GS-9722 is an effector-enhanced, broadly neutralizing antibody (bNAb) targeting a V3 glycan motif of the HIV envelope protein which is being developed for use in a HIV cure regimen. GS-9722 is a derivative of the bNAb PGT121 which has demonstrated immune cell-mediated killing of HIV-infected cells in vitro and efficacy in SHIV-infected monkeys. The safety, tolerability and pharmacokinetics (PK) of GS-9722 administered intravenously (IV; 30’ infusion) were evaluated in a first-in-human study in HIV-negative participants (Study 1) and in virally suppressed people with HIV (VS-PWH; Study 2).

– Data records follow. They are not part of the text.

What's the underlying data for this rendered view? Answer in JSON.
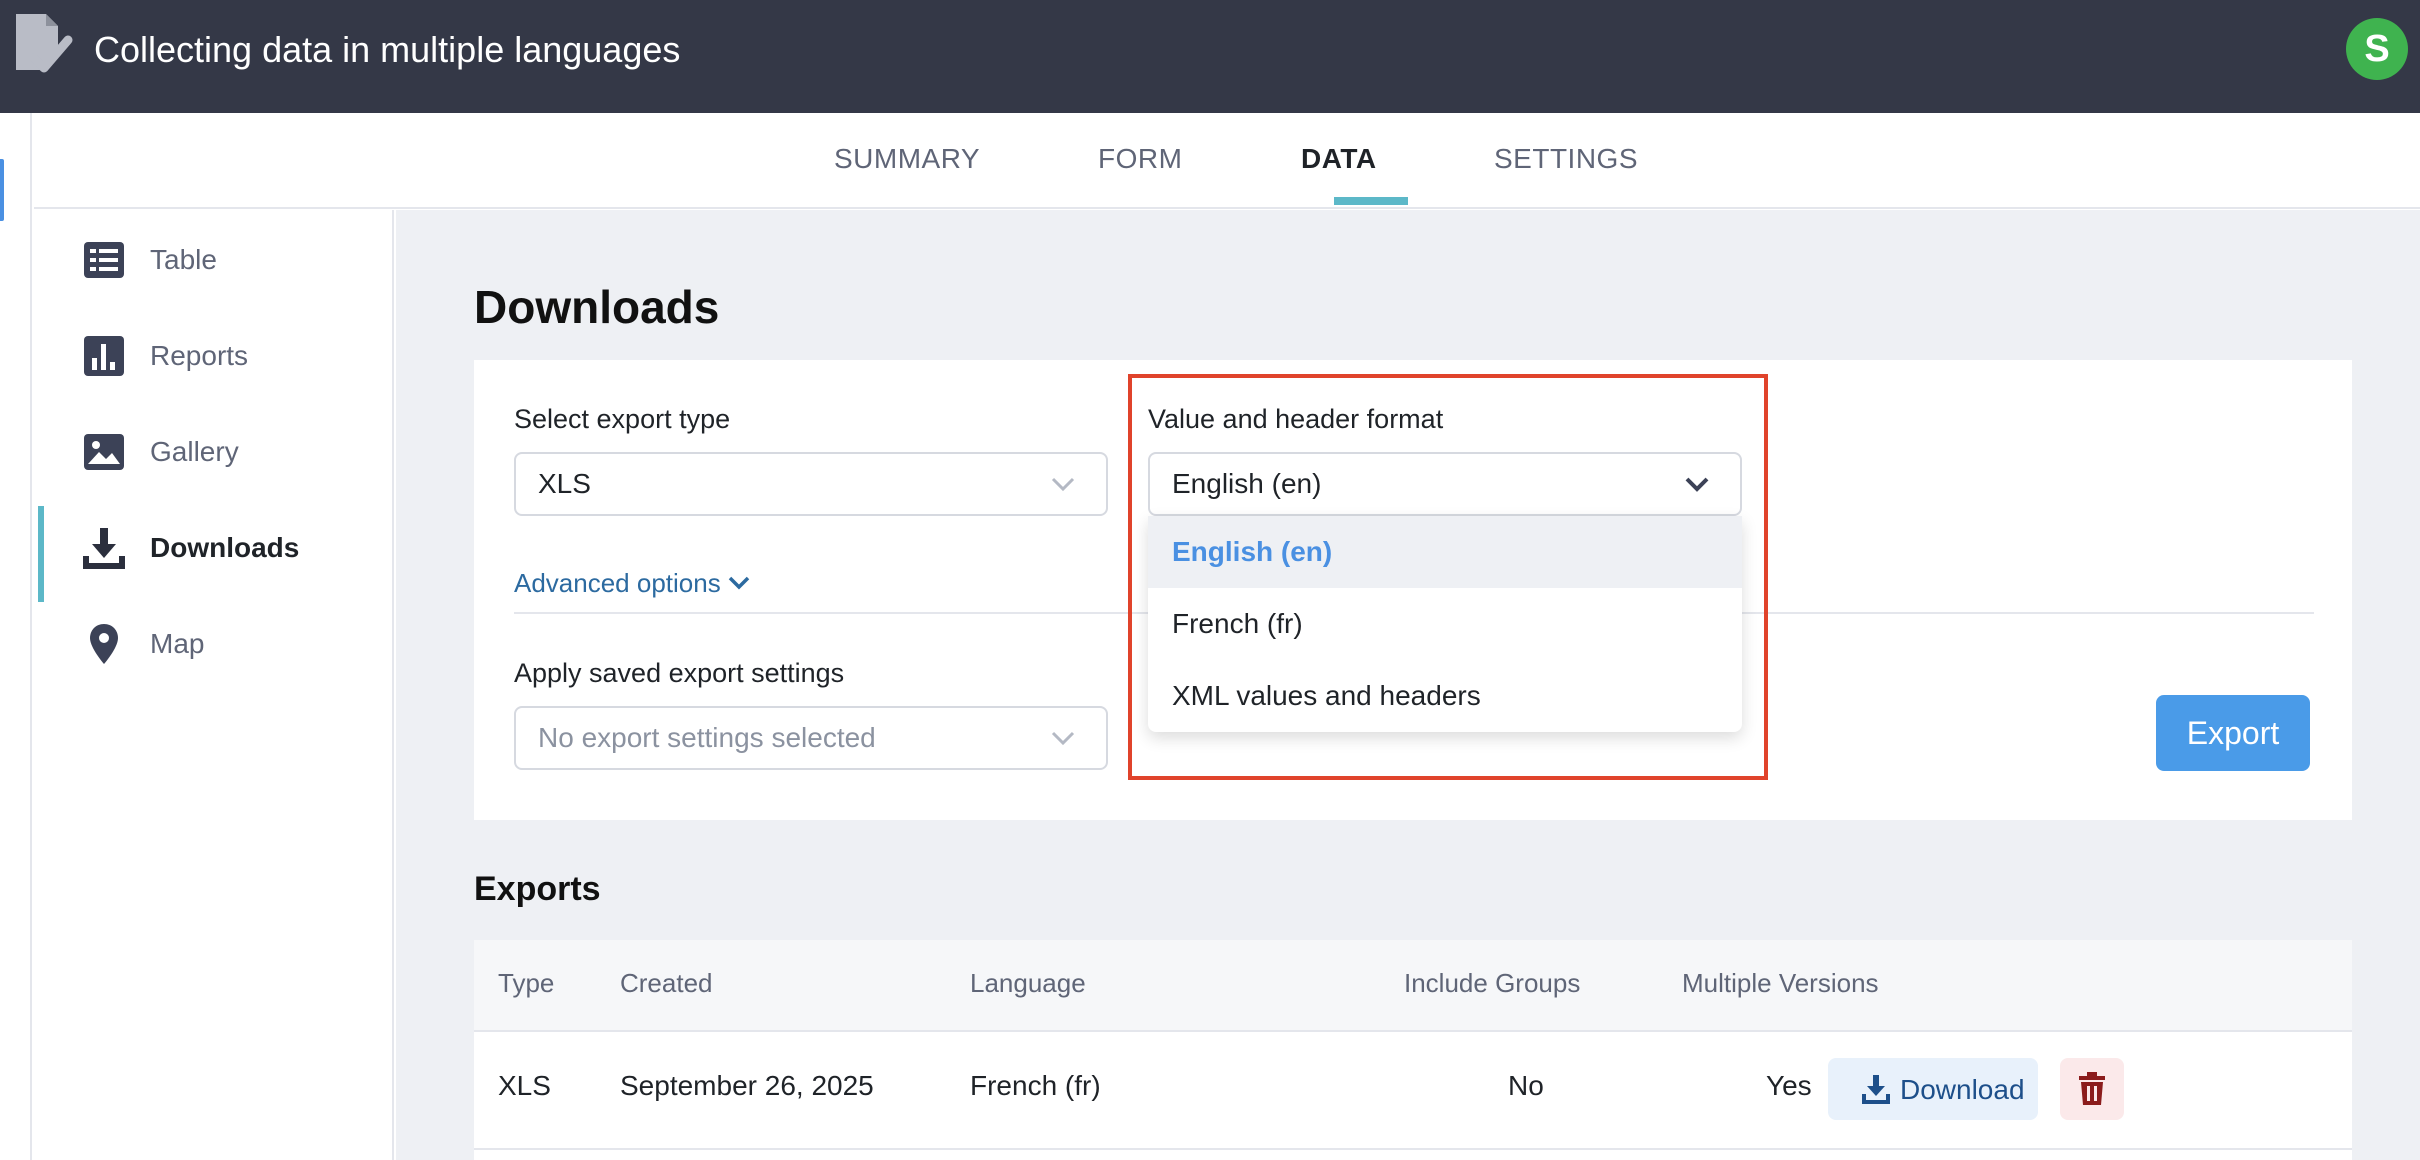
{
  "header": {
    "title": "Collecting data in multiple languages",
    "avatar_initial": "S",
    "logo_icon": "form-checkmark-icon"
  },
  "tabs": [
    {
      "label": "SUMMARY",
      "active": false
    },
    {
      "label": "FORM",
      "active": false
    },
    {
      "label": "DATA",
      "active": true
    },
    {
      "label": "SETTINGS",
      "active": false
    }
  ],
  "sidebar": {
    "items": [
      {
        "label": "Table",
        "icon": "table-icon",
        "active": false
      },
      {
        "label": "Reports",
        "icon": "bar-chart-icon",
        "active": false
      },
      {
        "label": "Gallery",
        "icon": "image-icon",
        "active": false
      },
      {
        "label": "Downloads",
        "icon": "download-icon",
        "active": true
      },
      {
        "label": "Map",
        "icon": "map-pin-icon",
        "active": false
      }
    ]
  },
  "downloads": {
    "title": "Downloads",
    "export_type": {
      "label": "Select export type",
      "value": "XLS"
    },
    "format": {
      "label": "Value and header format",
      "value": "English (en)",
      "options": [
        "English (en)",
        "French (fr)",
        "XML values and headers"
      ],
      "selected_index": 0
    },
    "advanced_options": "Advanced options",
    "saved_settings": {
      "label": "Apply saved export settings",
      "placeholder": "No export settings selected"
    },
    "export_button": "Export"
  },
  "exports": {
    "title": "Exports",
    "columns": [
      "Type",
      "Created",
      "Language",
      "Include Groups",
      "Multiple Versions"
    ],
    "rows": [
      {
        "type": "XLS",
        "created": "September 26, 2025",
        "language": "French (fr)",
        "include_groups": "No",
        "multiple_versions": "Yes"
      }
    ],
    "download_label": "Download"
  },
  "colors": {
    "topbar": "#343847",
    "accent": "#5cb8c8",
    "primary": "#4a9be8",
    "highlight": "#e0432b",
    "avatar": "#3fb34f"
  }
}
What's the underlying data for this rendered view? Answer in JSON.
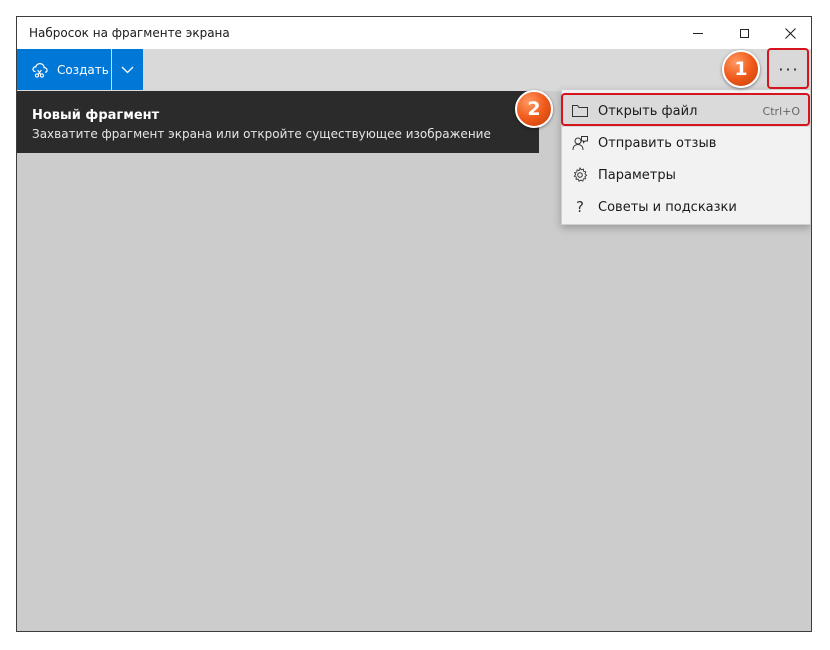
{
  "window": {
    "title": "Набросок на фрагменте экрана"
  },
  "toolbar": {
    "create_label": "Создать",
    "more_label": "···"
  },
  "tooltip": {
    "title": "Новый фрагмент",
    "description": "Захватите фрагмент экрана или откройте существующее изображение"
  },
  "menu": {
    "items": [
      {
        "label": "Открыть файл",
        "shortcut": "Ctrl+O",
        "icon": "folder-icon"
      },
      {
        "label": "Отправить отзыв",
        "shortcut": "",
        "icon": "feedback-icon"
      },
      {
        "label": "Параметры",
        "shortcut": "",
        "icon": "gear-icon"
      },
      {
        "label": "Советы и подсказки",
        "shortcut": "",
        "icon": "question-icon"
      }
    ]
  },
  "annotations": {
    "step1": "1",
    "step2": "2"
  },
  "colors": {
    "accent": "#0078d7",
    "highlight": "#d6141d",
    "badge": "#f05a1a",
    "tooltip_bg": "#2b2b2b",
    "canvas_bg": "#cccccc"
  }
}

Two randomized, blinded, placebo-controlled, staggered dose escalation studies were conducted. In Study 1, HIV-negative participants received single dose (SD; 150, 500, or 1500 mg) or multiple doses (MD; 150, 500, or 1000 mg every other week [QOW] for three doses) of GS‑9722 (n=6/cohort) or placebo (n=2/cohort). In Study 2, VS-PWH received SD or MD (QOW for five doses) GS-9722 150 or 500 mg (n=6/cohort) or placebo (n=2/cohort). Study 1 has completed; Study 2 is ongoing. Safety and PK are assessed throughout each study.

In Studies 1 and 2, 45 of 49 and 32 of 32 participants completed treatment, respectively. In Study 1, dose-proportional increases in GS-9722 AUC and Cmax were observed (Table). GS-9722 t1/2 was ~26 days, supportive of at least QOW dosing. Preliminary SD PK data in VS-PWH are similar to HIV-negative participants (Table); PK analysis in MD VS-PWH cohorts is ongoing.

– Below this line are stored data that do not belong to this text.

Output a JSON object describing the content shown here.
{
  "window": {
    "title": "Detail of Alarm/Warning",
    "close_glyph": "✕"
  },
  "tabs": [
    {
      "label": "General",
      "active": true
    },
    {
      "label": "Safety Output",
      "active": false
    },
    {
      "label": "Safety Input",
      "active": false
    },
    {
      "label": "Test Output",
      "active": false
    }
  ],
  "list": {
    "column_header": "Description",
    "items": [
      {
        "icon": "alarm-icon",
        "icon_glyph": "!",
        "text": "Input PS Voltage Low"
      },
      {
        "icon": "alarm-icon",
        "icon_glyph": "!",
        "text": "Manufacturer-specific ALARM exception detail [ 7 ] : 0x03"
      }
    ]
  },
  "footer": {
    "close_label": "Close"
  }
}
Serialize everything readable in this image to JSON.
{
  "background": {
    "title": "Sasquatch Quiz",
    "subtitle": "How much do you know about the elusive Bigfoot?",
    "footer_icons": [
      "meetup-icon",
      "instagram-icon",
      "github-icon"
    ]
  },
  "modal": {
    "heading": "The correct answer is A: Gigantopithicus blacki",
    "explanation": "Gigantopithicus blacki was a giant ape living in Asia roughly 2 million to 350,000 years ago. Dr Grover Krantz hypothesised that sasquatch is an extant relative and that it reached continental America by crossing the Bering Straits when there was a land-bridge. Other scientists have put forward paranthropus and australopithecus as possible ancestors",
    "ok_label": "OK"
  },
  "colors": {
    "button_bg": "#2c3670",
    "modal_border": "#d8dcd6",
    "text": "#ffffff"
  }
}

Most AEs were grade 1 or 2. In Study 1, two participants discontinued study drug due to AEs (1000 mg; MD), both of which were considered related to study drug; one participant had a grade 3 SAE of thrombocytopenia and the other had a grade 2 AE of infusion related-reaction. In Study 2, one participant had a grade 3 unrelated SAE of small intestinal obstruction (150 mg; SD). No other SAEs or AEs leading to study drug discontinuation were reported to date.

These studies demonstrate that GS-9722 is generally safe and well tolerated in HIV-negative participants and VS-PWH, with similar single dose PK in the two populations. These data support ongoing evaluation of GS-9722 as part of a combination therapy for HIV cure.